DOOH als Motor

JCDecaux mit Wachstum 2015

Der französische Out of Home-Konzern, zu dem auch die Gewista gehört, konnte erneut die Umsätze deutlich steigern: im Segment Stadtmobiliar und bei DOOH-Kampagnen. Eine neue Dimension scheint angebrochen.

10,5 Prozent des Konzernumsatzes steuert mittlerweile das digitale Portfolio zu den Zahlen bei – fast 35 Prozent mehr als im Vorjahr. Gut abgeschnitten hat auch 2015 das Segment der Stadtmöbel, mit dem JC Decaux 43 Prozent seines Gesamtumsatzes generiert. Der bereinigte Umsatz stieg hier im Gesamtjahr um 9,3 Prozent auf 1,4 Milliarden Euro (plus 4,5 Prozent organisch), allein im 4. Quartal 2015 liegt das Plus bei 11,9 Prozent (plus 4,3 Prozent organisch). Offenbar haben sich das verstärkte Engagement in den schnellwachsenden asiatischen Märkten sowie die Implementierung digitaler Flächen in Städten wie Hamburg, Köln, Helsinki und Edinburgh ausgezahlt.

Die Großflächenwerbung bleibt dagegen weiterhin eine Herausforderung, wofür JCDecaux die mangelnde Konsolidierung auf dem europäischen Markt und die schwierigen Marktbedingungen in Russland verantwortlich macht.
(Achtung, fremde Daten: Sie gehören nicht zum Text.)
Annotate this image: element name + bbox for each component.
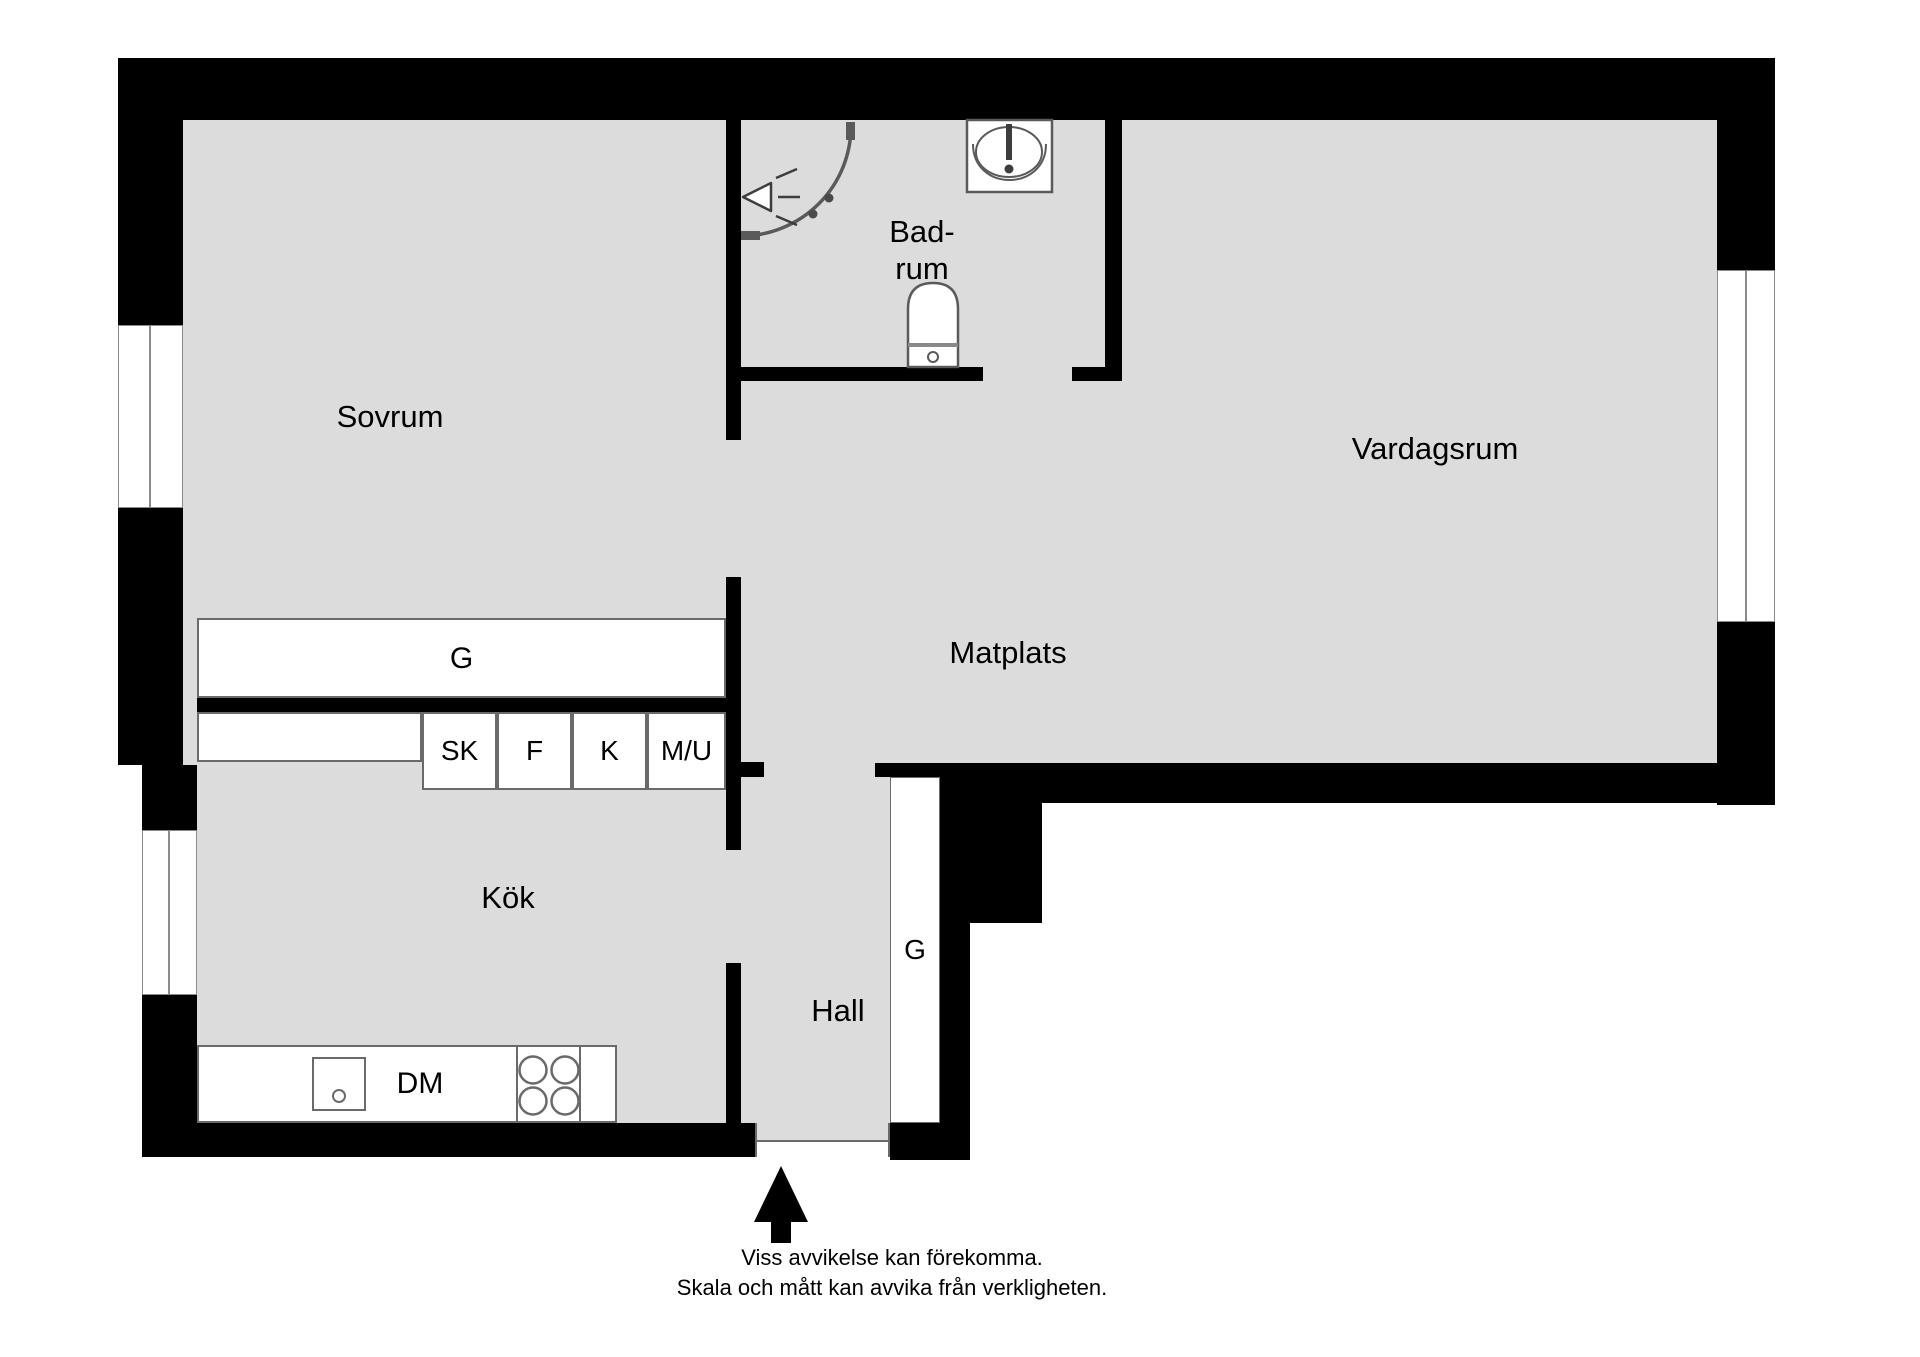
window-icon: [118, 325, 183, 508]
wall-sovrum-badrum: [726, 120, 741, 440]
floor-plan: G SK F K M/U DM G Sovrum Vardagsrum Matp…: [0, 0, 1920, 1357]
cabinet-mu-label: M/U: [647, 712, 726, 790]
cabinet-f-label: F: [497, 712, 572, 790]
room-label-sovrum: Sovrum: [290, 396, 490, 436]
wall-badrum-vardagsrum: [1105, 120, 1122, 381]
window-icon: [1717, 270, 1775, 622]
room-hall-floor: [726, 765, 890, 1142]
counter-divider: [579, 1045, 581, 1123]
room-label-hall: Hall: [738, 990, 938, 1030]
wall-matplats-south-thin: [875, 763, 940, 777]
wall-kok-door-jamb: [741, 762, 764, 777]
entrance-door-line: [757, 1140, 888, 1142]
kitchen-counter-upper: [197, 712, 422, 762]
wardrobe-row-label: G: [197, 618, 726, 698]
entrance-door-sill: [757, 1123, 888, 1140]
room-label-vardagsrum: Vardagsrum: [1315, 428, 1555, 468]
wall-bottom-left: [142, 1123, 755, 1157]
wall-top: [118, 58, 1775, 120]
window-pane-line: [149, 326, 151, 507]
entrance-door-jamb-right: [888, 1123, 890, 1157]
room-label-matplats: Matplats: [908, 632, 1108, 672]
wall-badrum-south: [726, 367, 983, 381]
entrance-arrow-icon: [754, 1166, 808, 1243]
disclaimer-line2: Skala och mått kan avvika från verklighe…: [492, 1273, 1292, 1303]
window-icon: [142, 830, 197, 995]
window-pane-line: [1745, 271, 1747, 621]
wall-sovrum-kok: [197, 698, 726, 712]
cabinet-k-label: K: [572, 712, 647, 790]
room-label-kok: Kök: [408, 877, 608, 917]
wall-hall-west-lower: [726, 963, 741, 1123]
wall-kok-divider-upper: [726, 577, 741, 850]
room-label-badrum-line1: Bad-: [889, 213, 954, 250]
wall-hall-east-post: [940, 763, 1042, 923]
cabinet-sk-label: SK: [422, 712, 497, 790]
window-pane-line: [168, 831, 170, 994]
disclaimer-text: Viss avvikelse kan förekomma. Skala och …: [492, 1243, 1292, 1303]
counter-divider: [516, 1045, 518, 1123]
room-label-badrum: Bad- rum: [852, 213, 992, 287]
room-label-badrum-line2: rum: [895, 250, 948, 287]
wall-bottom-right: [890, 1123, 970, 1160]
wall-vardagsrum-south: [1042, 763, 1775, 803]
wardrobe-hall-closet-label: G: [890, 777, 940, 1123]
cabinet-dm-label: DM: [370, 1045, 470, 1123]
disclaimer-line1: Viss avvikelse kan förekomma.: [492, 1243, 1292, 1273]
wall-closet-east: [940, 923, 970, 1123]
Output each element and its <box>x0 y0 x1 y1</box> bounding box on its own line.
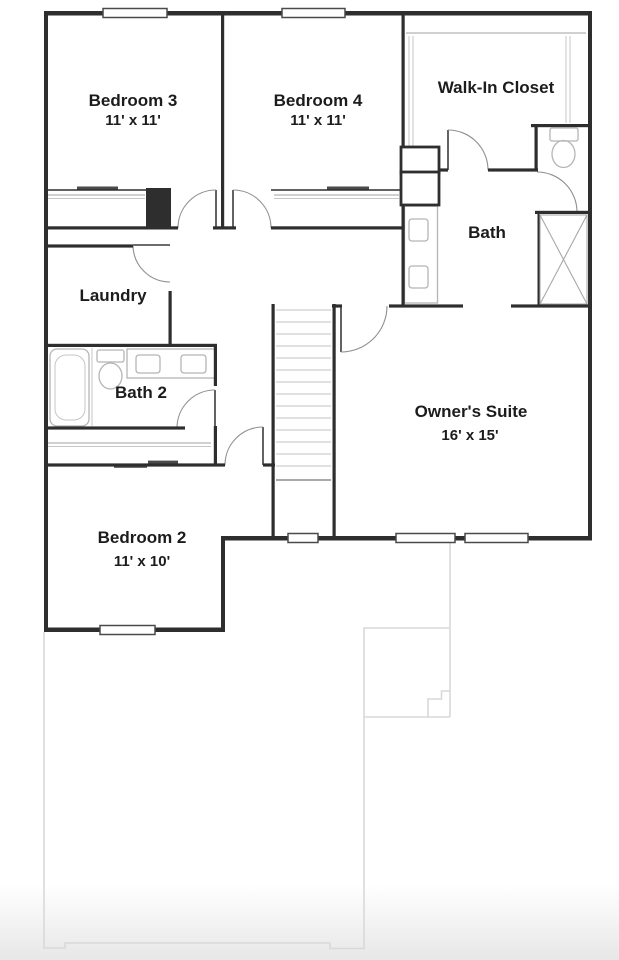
window <box>288 534 318 543</box>
room-dims-owners-suite: 16' x 15' <box>441 427 498 444</box>
floor-plan-drawing: Bedroom 3 11' x 11' Bedroom 4 11' x 11' … <box>0 0 619 960</box>
room-label-bedroom-3: Bedroom 3 <box>89 91 178 110</box>
room-label-laundry: Laundry <box>79 286 147 305</box>
room-label-bath-2: Bath 2 <box>115 383 167 402</box>
room-label-bedroom-2: Bedroom 2 <box>98 528 187 547</box>
window <box>465 534 528 543</box>
room-label-bath: Bath <box>468 223 506 242</box>
floor-plan-page: Bedroom 3 11' x 11' Bedroom 4 11' x 11' … <box>0 0 619 960</box>
bottom-shadow <box>0 885 619 960</box>
room-label-owners-suite: Owner's Suite <box>415 402 528 421</box>
room-dims-bedroom-3: 11' x 11' <box>105 112 161 129</box>
room-label-bedroom-4: Bedroom 4 <box>274 91 363 110</box>
room-label-walk-in-closet: Walk-In Closet <box>438 78 555 97</box>
window <box>282 9 345 18</box>
window <box>103 9 167 18</box>
room-dims-bedroom-2: 11' x 10' <box>114 553 170 570</box>
window <box>100 626 155 635</box>
room-dims-bedroom-4: 11' x 11' <box>290 112 346 129</box>
window <box>396 534 455 543</box>
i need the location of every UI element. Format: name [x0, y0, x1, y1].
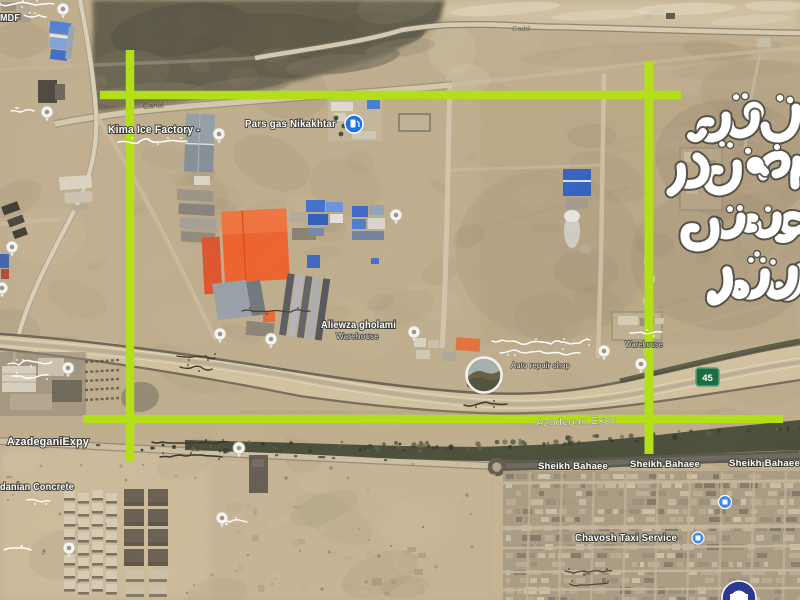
svg-text:danian Concrete: danian Concrete — [0, 481, 74, 493]
svg-text:Pars gas Nikakhtar: Pars gas Nikakhtar — [245, 119, 336, 130]
svg-text:Kima Ice Factory -: Kima Ice Factory - — [108, 124, 200, 136]
svg-text:Aliewza gholami: Aliewza gholami — [321, 319, 396, 331]
svg-text:Sheikh Bahaee: Sheikh Bahaee — [538, 461, 608, 472]
svg-text:Warehouse: Warehouse — [336, 331, 379, 341]
svg-text:Auto repair shop: Auto repair shop — [511, 361, 570, 370]
svg-text:MDF: MDF — [0, 13, 20, 24]
svg-text:Sheikh Bahaee: Sheikh Bahaee — [630, 459, 700, 470]
svg-text:AzadeganiExpy: AzadeganiExpy — [7, 436, 90, 448]
svg-text:45: 45 — [702, 373, 713, 384]
svg-text:Chavosh Taxi Service: Chavosh Taxi Service — [575, 532, 677, 544]
svg-text:Sheikh Bahaee: Sheikh Bahaee — [729, 458, 800, 469]
svg-text:Warehouse: Warehouse — [625, 339, 663, 349]
svg-text:Canal: Canal — [143, 101, 165, 111]
svg-text:Cadd: Cadd — [512, 24, 530, 33]
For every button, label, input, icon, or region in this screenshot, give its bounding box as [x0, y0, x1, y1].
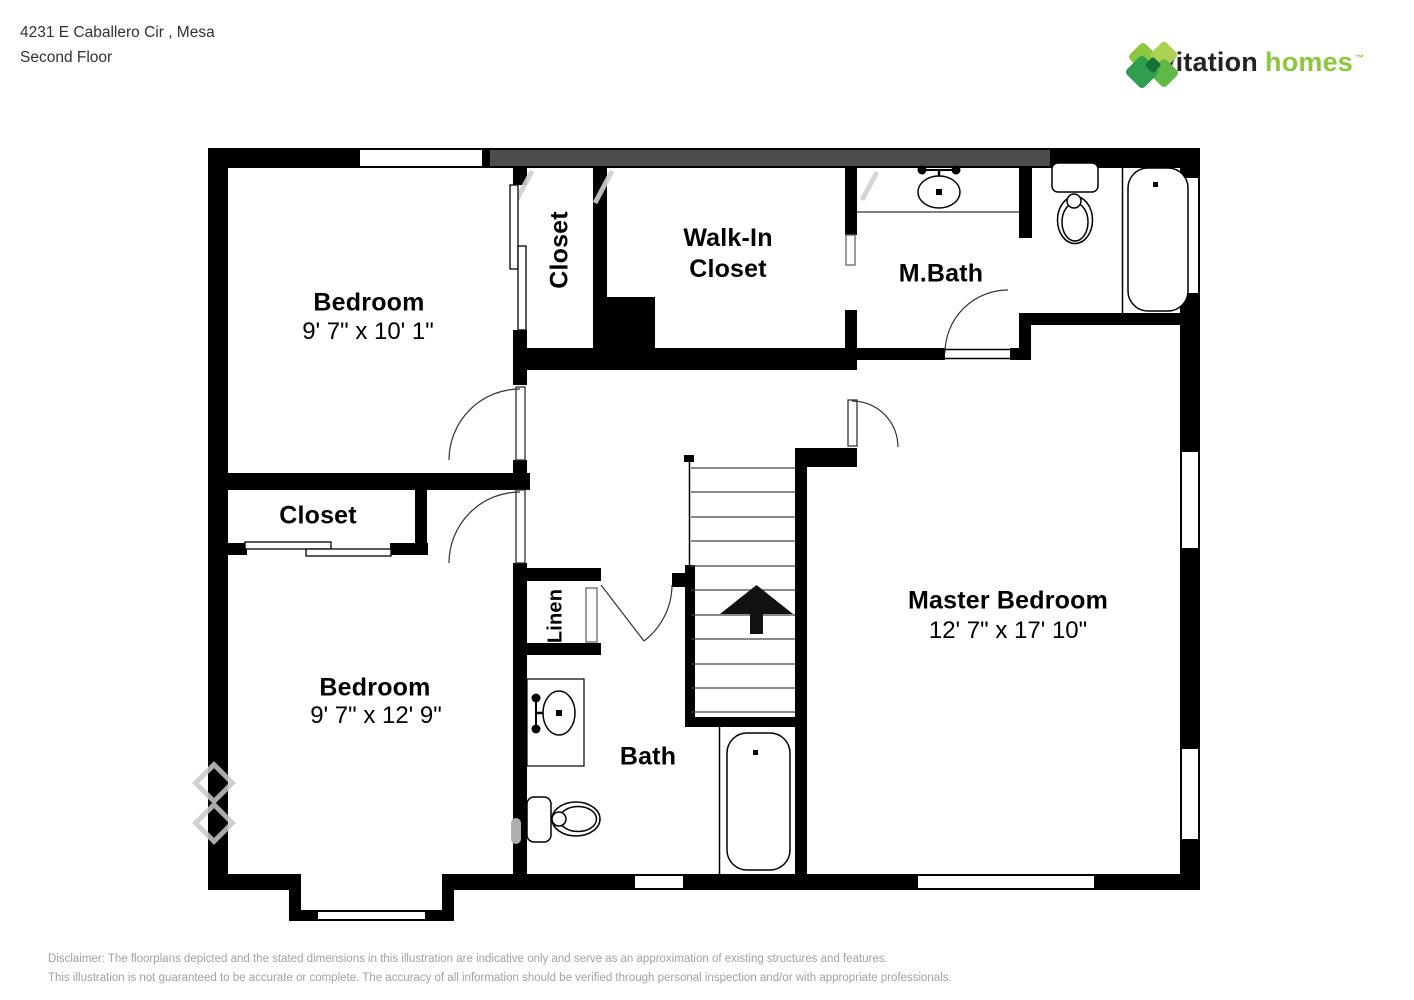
watermark-smudge [196, 150, 1050, 841]
door-stop [511, 818, 521, 844]
sliding-door [306, 549, 391, 556]
window [1181, 749, 1199, 839]
bathtub-icon [1128, 168, 1188, 311]
disclaimer-line-2: This illustration is not guaranteed to b… [48, 969, 952, 988]
door-leaf [601, 585, 644, 641]
sink-icon [918, 166, 961, 209]
master-bath-fixtures [918, 163, 1189, 311]
disclaimer-line-1: Disclaimer: The floorplans depicted and … [48, 950, 952, 969]
room-label-bath: Bath [620, 743, 676, 772]
door-leaf [516, 490, 525, 563]
door-arc [644, 585, 672, 641]
door-leaf [848, 400, 857, 446]
room-dims-master-bedroom: 12' 7" x 17' 10" [929, 617, 1087, 645]
room-label-closet-small: Closet [279, 502, 357, 531]
room-label-master-bath: M.Bath [899, 260, 984, 289]
door-leaf [846, 235, 855, 265]
room-label-walk-in-closet: Walk-In Closet [648, 223, 808, 285]
sliding-door [510, 185, 518, 269]
disclaimer: Disclaimer: The floorplans depicted and … [48, 950, 952, 987]
sliding-door [518, 246, 526, 330]
bath-fixtures [511, 679, 790, 870]
sliding-doors [245, 185, 526, 556]
room-label-bedroom-1: Bedroom [313, 289, 424, 318]
sink-icon [527, 679, 584, 766]
toilet-icon [1052, 163, 1098, 244]
floorplan-drawing [0, 0, 1414, 1000]
floorplan-page: 4231 E Caballero Cir , Mesa Second Floor… [0, 0, 1414, 1000]
window [360, 149, 482, 167]
stairs [691, 468, 795, 712]
stairs-up-arrow-icon [720, 585, 793, 634]
room-dims-bedroom-1: 9' 7" x 10' 1" [302, 318, 434, 346]
window [635, 875, 683, 889]
room-label-master-bedroom: Master Bedroom [908, 587, 1108, 616]
sliding-door [245, 542, 331, 549]
window [1181, 452, 1199, 548]
door-arc [449, 492, 520, 563]
door-arc [449, 389, 520, 460]
window [318, 911, 425, 920]
door-arc [945, 290, 1008, 353]
room-label-linen: Linen [545, 589, 568, 643]
room-label-bedroom-2: Bedroom [319, 674, 430, 703]
toilet-icon [527, 797, 600, 842]
room-label-closet-tall: Closet [546, 211, 575, 289]
window [918, 875, 1094, 889]
door-arc [852, 401, 898, 447]
door-leaf [586, 588, 597, 642]
stair-treads [691, 468, 795, 712]
bathtub-icon [727, 733, 790, 870]
room-dims-bedroom-2: 9' 7" x 12' 9" [310, 702, 442, 730]
door-leaf [516, 387, 525, 460]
Der bereinigte Umsatz sank im Gesamtjahr um 0,2 Prozent auf 457,9 Millionen Euro (minus 5,3 Prozent organisch), im 4. Quartal schlug ein bereinigter Umsatz von 134,1 Millionen (minus 2,3 Prozent organisch) zu Buche.

Für die nächsten Monate blickt der Konzern unter anderem auf die Integration des größten afrikanischen Außenwerbers Continental Outdoor Media, an dem JCDecaux zukünftig 70 Prozent der Anteile hält, sowie auf die Übernahme von Eye Catcher (Peru, 70 Prozent) und Cemusa (Spanien, Italien, Brasilien und Nordamerika). "Wir sind gut aufgestellt, um das Wachstum des Werbemarktes zu übertreffen und unsere Führungsposition in der Außenwerbebranche weiter auszubauen, indem wir gewinnträchtige Marktanteile erobern", so Jean-François Decaux, Vorstandsvorsitzer und Co-Chief Executive Officer von JCDecaux.